Some time before 10:20 PM tonight, February 12, 2021, I was in my trailer in the middle of Islamabad with my mother when we felt moderate shaking. We rushed out the door and a second after stepping outside, an even stronger tremor began and lasted for a few seconds. I never felt quaking as strong as this in Islamabad before. Now, the news reports are saying it was a widespread earthquake felt in various parts of Pakistan as well as surrounding countries of Tajikistan, China, Afghanistan, and India.
For now, I can only be sure of what I felt. It very much appears to be two earthquakes striking in rapid succession, which is not something I have heard of a lot. After the first shaking in the cabin broke out, I felt it die down so there was a clear gap with the second tremor. What could have happened therefore was an earthquake preceded seconds earlier by a foreshock. Foreshocks usually happen a long time before the bigger tremors they portend, including the mainshock which is the largest earthquake in a sequence.
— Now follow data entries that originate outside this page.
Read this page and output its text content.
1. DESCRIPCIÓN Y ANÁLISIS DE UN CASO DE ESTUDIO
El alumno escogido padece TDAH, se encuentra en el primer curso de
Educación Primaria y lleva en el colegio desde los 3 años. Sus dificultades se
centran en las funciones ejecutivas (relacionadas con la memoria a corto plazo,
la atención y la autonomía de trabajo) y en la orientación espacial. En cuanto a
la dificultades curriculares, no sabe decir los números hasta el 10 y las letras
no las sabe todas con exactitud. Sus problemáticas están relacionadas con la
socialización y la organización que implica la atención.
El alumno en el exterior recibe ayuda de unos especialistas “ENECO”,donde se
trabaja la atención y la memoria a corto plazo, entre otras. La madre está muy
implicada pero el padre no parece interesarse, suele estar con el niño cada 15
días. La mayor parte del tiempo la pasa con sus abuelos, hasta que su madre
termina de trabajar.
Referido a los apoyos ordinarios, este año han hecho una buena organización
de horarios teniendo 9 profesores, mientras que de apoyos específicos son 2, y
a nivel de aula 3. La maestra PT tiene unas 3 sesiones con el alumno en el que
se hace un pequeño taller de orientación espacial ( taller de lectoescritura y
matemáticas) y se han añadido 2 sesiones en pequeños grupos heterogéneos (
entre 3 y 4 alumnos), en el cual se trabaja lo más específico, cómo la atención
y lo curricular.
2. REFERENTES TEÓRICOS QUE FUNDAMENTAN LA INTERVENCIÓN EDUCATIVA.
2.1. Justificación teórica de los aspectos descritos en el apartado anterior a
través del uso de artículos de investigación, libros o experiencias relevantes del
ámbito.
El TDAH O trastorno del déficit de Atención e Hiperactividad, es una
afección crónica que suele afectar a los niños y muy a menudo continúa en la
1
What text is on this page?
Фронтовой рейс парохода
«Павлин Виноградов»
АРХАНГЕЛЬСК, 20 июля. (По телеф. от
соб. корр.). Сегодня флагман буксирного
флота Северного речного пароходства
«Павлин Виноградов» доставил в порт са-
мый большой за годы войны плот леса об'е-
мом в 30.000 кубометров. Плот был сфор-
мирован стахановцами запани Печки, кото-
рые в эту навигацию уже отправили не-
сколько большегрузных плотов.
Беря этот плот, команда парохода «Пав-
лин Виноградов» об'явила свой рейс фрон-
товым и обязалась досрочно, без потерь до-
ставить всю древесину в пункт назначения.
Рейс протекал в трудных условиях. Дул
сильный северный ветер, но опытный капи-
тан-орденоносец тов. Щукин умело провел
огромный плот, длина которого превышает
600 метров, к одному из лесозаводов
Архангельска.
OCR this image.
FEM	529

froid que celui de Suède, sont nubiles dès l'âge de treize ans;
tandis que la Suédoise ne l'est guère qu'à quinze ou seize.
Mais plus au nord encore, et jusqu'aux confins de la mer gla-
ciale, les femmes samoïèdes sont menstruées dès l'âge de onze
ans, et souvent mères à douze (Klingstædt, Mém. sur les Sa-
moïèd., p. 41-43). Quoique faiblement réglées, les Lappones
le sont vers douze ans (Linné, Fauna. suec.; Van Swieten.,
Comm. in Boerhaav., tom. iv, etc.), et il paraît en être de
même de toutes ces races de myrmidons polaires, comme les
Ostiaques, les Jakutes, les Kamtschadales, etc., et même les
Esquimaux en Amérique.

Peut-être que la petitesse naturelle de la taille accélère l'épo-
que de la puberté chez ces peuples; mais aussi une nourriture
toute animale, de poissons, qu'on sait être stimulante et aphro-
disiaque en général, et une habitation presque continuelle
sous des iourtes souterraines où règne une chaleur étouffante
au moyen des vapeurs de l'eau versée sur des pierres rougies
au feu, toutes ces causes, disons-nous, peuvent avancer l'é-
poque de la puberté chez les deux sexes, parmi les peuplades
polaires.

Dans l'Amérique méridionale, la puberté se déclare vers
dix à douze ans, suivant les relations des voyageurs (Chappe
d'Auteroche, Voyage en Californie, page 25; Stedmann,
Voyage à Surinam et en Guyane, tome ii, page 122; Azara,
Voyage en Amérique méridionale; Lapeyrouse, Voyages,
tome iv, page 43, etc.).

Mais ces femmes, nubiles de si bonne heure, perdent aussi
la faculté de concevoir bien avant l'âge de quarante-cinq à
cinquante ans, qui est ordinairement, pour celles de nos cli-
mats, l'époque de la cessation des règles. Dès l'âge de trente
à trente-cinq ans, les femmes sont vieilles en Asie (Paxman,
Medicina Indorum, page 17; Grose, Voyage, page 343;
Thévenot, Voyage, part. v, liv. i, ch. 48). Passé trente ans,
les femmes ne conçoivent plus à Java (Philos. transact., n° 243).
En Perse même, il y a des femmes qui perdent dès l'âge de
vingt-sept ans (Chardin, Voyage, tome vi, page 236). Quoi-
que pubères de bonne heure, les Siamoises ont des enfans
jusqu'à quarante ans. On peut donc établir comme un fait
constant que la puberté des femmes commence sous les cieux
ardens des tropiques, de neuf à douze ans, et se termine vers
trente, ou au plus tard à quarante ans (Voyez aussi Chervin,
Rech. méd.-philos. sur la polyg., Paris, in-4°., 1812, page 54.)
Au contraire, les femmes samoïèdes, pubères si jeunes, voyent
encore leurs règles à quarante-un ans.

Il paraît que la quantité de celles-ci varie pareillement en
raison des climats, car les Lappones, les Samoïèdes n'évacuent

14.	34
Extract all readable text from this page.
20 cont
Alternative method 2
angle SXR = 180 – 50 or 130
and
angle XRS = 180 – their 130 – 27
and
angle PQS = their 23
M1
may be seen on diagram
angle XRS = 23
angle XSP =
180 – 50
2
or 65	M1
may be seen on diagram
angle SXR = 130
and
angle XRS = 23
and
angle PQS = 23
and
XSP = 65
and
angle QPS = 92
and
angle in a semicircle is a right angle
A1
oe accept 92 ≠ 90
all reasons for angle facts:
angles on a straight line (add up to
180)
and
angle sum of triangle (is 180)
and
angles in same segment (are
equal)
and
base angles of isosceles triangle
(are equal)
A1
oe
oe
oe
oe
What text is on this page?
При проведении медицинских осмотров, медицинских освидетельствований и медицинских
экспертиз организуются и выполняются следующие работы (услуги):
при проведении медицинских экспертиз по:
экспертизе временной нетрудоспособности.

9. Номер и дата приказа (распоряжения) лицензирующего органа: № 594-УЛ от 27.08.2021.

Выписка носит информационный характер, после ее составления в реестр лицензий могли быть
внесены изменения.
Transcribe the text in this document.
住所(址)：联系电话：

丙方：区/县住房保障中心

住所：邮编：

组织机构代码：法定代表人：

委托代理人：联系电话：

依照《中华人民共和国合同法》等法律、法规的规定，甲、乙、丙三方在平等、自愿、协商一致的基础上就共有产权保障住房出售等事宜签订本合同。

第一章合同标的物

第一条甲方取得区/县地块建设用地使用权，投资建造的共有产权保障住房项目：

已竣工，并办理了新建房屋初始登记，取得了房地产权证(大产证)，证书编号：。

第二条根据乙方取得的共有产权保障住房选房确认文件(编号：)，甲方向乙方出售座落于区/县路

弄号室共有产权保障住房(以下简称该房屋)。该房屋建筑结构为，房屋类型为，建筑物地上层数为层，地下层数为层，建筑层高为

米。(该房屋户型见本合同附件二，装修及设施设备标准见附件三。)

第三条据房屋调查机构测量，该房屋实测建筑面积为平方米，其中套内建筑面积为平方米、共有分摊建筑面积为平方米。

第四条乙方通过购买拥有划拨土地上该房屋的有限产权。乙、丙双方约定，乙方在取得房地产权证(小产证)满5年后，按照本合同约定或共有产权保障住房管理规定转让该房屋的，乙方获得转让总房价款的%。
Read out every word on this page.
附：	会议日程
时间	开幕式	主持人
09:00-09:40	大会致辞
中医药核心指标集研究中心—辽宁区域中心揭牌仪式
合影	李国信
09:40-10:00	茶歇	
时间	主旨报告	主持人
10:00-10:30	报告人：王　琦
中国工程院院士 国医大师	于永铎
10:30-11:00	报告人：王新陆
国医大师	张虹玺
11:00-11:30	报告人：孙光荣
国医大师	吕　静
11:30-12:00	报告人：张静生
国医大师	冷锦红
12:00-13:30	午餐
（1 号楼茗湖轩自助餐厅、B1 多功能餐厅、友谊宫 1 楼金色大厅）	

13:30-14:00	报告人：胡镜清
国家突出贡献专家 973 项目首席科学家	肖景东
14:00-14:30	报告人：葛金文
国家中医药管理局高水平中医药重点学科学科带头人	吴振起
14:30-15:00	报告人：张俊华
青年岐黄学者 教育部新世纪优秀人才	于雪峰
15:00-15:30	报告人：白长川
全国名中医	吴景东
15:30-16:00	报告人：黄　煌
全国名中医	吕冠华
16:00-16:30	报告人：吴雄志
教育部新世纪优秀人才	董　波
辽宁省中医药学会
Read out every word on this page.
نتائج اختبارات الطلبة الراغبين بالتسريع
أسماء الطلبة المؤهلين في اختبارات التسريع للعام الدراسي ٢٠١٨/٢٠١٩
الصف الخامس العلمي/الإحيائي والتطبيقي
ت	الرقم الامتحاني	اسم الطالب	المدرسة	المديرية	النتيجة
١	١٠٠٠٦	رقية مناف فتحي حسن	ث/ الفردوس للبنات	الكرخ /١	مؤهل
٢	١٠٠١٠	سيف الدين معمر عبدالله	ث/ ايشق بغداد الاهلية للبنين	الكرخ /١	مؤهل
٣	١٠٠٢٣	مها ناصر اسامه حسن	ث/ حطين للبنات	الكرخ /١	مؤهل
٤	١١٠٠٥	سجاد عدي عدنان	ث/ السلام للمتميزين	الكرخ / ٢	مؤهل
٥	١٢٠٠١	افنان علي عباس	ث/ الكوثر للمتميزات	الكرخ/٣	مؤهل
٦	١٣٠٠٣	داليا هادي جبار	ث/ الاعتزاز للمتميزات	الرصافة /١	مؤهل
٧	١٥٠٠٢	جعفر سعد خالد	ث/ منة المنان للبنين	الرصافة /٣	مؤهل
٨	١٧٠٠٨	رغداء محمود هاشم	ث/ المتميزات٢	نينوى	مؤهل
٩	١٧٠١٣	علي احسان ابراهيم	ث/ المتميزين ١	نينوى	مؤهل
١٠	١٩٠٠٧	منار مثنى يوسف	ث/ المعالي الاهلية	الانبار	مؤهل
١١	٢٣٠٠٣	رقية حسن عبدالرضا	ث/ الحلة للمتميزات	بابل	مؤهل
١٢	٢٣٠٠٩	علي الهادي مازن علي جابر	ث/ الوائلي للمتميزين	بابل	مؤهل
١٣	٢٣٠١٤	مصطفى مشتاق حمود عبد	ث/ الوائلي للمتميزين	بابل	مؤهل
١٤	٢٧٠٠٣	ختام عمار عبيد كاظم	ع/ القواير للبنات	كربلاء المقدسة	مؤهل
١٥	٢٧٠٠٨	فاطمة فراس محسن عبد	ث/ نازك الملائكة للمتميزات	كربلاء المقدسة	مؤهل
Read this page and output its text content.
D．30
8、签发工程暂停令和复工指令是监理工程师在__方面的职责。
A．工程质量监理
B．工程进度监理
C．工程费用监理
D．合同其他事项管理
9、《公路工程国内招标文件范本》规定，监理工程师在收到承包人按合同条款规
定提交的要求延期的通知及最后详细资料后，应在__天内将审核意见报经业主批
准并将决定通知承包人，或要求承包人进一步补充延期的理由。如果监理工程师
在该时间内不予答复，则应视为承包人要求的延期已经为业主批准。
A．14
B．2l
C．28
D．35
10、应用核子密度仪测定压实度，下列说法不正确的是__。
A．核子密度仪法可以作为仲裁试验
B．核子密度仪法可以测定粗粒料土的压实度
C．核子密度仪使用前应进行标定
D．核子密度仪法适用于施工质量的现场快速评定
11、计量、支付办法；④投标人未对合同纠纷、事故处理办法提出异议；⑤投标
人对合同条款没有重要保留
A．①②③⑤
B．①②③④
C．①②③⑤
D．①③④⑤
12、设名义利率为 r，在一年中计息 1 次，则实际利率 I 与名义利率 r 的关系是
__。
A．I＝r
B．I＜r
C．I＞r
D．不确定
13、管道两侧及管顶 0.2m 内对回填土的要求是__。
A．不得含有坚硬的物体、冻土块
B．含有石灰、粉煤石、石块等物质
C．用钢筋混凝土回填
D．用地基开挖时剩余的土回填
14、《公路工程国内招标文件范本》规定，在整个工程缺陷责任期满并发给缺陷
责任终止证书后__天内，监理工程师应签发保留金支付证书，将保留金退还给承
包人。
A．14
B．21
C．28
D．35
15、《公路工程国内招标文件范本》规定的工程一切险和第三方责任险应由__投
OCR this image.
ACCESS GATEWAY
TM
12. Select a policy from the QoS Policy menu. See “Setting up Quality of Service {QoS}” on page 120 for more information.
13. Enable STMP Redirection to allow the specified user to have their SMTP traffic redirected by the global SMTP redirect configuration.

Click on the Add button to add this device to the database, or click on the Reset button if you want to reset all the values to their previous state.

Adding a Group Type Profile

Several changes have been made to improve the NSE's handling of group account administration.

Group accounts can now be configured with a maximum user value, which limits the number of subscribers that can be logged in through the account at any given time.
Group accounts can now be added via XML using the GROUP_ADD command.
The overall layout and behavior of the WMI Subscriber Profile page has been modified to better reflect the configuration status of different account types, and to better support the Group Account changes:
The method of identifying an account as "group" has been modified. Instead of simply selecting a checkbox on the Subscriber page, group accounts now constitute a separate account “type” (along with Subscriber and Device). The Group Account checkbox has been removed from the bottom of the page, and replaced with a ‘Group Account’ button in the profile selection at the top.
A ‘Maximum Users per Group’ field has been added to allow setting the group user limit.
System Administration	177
Whether or not it is a mainshock, the earthquake I felt outside the cabin was powerful. I felt the ground move violently, though whether from side to side or up and down I am not sure, perhaps both, and a thunderous rumbling filled the air as a result of all the buildings around shaking. A commotion followed in the neighborhood as lights turned on and people rushed outside. Islamabad is believed to be far away from any active fault line. So it is assumed that any tremor felt in Islamabad came from far away. This means that if an earthquake is strong in Islamabad, it is likely much stronger closer to the epicenter.
This is worrying for me right now given the strength of what I felt. I immediately realized the impact is likely much worse to the west or north, in Pakistan’s vulnerable mountainous areas. These places are very earthquake-prone. Because this earthquake struck early at night, Pakistan’s ability to mount an immediate rescue and relief response and even to quickly assess the total impact is compromised. We need to keep ourselves glued to the news reports coming out right now.
Pakistan’s news agencies and geological agencies within and beyond are responding fast and what they have reported already is revealing major insights in what is seemingly an unusual seismic event. The epicenter of the earthquake is placed in Tajikistan. Its Richter magnitude is measured at 6.4 and depth at 80 kilometers. According to reports, the quake jolted Khyber-Paktunkwha, Gilgit-Balitistan, Azad Kashmir, and parts of Punjab. It was apparently very strong in Azad Kashmir, such as Bagh and Mirpur. It was felt in cities from Peshawar to Islamabad to Lahore to Multan. So too in Afghanistan, Xingjiang, and parts of northern India including Delhi.
Thee earthquake is so strong and widespread that a wave of solidarity and concern is sweeping Pakistan. Social media is abuzz when we are supposed to be going to bed. We hope it is not a severe disaster. That is the last thing we need at a time like this. We are already in a difficult time with the coronavirus pandemic. Imagine if an earthquake displaces people and forces them into crowded shelters or if the movement of aid workers spreads the virus. And we won’t be able to receive the level of international help that we did with the 2005 Kashmir earthquake that killed more than 70,000 Pakistanis and left 3.5 homeless, because the entire world is struggling. This tremor is a reminder to us of how much we remain at risk of disaster and this pandemic is our most vulnerable time.
When the Sun rises over Pakistan, we will know the full extent of what the quake has wrought within our nation. Let us ready for what may be a significant national emergency tomorrow. Watch out for landslides, avalanches, and glacial lake outburst floods in the northern areas. And Pakistanis should know that they have to remain wary. The authorities are warning of aftershocks following tonight’s quake. Any further tremors could bring down structures weakened by the previous earthquake. There is a more alarming possibility to take into account. What if instead of aftershocks after this, the tremor that just happened is a foreshock to a bigger earthquake that is coming? People should take precautions in the event of further quakes. They can spend all their time in certain locations that provide them safety, such as outside their homes or near the doorway. Just know that we cannot do things the way we used to be able to, such as moving into shelters with other people. PPLDM will be back with more coverage.
Stay safe, Pakistan. And let’s stand together.